2. Local Interest in Having Localized Interests Decided at Home
Both the Austin and Waco Divisions have a local interest in adjudicating a case that involves and affects residents from both cities as well as other parts of the state. The tragic events at the Twin Peaks restaurant have undoubtedly impacted communities throughout Texas where detained or arrested bikers and the law enforcement officials involved in the investigation reside. See Resp. [#20] at 4-6. Some of these areas are served by the Austin Division, some by the Waco Division, and some by neither. Because both divisions have an interest in adjudicating this case, this factor is neutral.
3. Familiarity of the Forum with the Law that Will Govern the Case
Neither division is more or less familiar with the law that will govern this case. This factor is also neutral.
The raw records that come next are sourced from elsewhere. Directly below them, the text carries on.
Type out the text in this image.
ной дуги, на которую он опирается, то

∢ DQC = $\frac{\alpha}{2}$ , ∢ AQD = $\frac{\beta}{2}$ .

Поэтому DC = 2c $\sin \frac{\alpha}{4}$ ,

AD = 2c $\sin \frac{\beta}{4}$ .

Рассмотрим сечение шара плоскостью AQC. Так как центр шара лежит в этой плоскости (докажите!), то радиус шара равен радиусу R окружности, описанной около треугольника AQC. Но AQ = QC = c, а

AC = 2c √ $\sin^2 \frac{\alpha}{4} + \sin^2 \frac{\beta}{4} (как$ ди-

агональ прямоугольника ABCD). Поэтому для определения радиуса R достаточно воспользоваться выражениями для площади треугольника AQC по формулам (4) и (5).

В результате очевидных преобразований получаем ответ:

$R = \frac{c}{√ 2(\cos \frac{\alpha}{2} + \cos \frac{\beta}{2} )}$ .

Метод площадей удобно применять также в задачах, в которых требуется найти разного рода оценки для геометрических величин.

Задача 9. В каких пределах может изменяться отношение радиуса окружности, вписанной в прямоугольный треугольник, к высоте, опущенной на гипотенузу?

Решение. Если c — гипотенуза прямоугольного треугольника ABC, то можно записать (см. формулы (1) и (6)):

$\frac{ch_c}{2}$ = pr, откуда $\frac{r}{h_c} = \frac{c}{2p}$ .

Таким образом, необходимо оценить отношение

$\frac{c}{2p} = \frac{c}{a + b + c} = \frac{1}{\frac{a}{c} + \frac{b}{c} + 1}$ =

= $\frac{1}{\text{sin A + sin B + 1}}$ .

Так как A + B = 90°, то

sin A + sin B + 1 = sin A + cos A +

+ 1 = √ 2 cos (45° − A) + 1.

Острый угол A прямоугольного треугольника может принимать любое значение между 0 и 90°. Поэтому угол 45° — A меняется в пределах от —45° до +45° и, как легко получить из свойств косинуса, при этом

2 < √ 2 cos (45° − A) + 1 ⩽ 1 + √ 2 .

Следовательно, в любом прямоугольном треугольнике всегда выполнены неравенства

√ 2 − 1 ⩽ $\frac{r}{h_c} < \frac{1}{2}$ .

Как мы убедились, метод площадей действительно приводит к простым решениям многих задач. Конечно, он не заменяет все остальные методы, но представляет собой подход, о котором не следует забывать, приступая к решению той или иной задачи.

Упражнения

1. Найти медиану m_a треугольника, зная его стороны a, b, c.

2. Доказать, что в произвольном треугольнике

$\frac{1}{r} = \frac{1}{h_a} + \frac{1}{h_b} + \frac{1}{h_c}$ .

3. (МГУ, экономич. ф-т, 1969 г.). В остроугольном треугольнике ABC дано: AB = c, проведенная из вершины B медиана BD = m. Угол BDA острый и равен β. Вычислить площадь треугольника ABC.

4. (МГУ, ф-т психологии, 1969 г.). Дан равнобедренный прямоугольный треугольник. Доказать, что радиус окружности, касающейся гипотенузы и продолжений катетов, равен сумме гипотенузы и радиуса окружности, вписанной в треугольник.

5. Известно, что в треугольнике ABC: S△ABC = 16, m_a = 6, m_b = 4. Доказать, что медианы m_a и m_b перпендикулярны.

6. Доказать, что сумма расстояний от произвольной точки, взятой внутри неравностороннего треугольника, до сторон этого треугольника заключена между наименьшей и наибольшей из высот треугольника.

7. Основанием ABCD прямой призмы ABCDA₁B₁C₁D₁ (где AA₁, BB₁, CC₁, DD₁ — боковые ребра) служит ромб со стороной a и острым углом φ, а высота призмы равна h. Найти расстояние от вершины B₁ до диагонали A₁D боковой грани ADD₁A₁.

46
4. Avoidance of Unnecessary Problems of Conflict of Laws
This case does not involve any conflict of laws issues that would make this case better suited for either the Austin or Waco Division. This factor is neutral.
Conclusion
The Court finds, based on its analysis of both private and public interest factors, the Austin Division is just as convenient to the parties and witnesses than the Waco Division. Because Defendants have not shown the Waco Division would be a clearly more convenient forum or transfer is in the interest of justice, Plaintiffs' initial choice of venue in the Austin Division will be respected.
Accordingly,
IT IS ORDERED that Defendant Reyna's Motion to Transfer Venue [#12] is DENIED.
IT IS FINALLY ORDERED that Defendants Stroman and Chavez's Joint Motion to Transfer Venue [#15] is DENIED.
SIGNED this the 4th day of October 2016.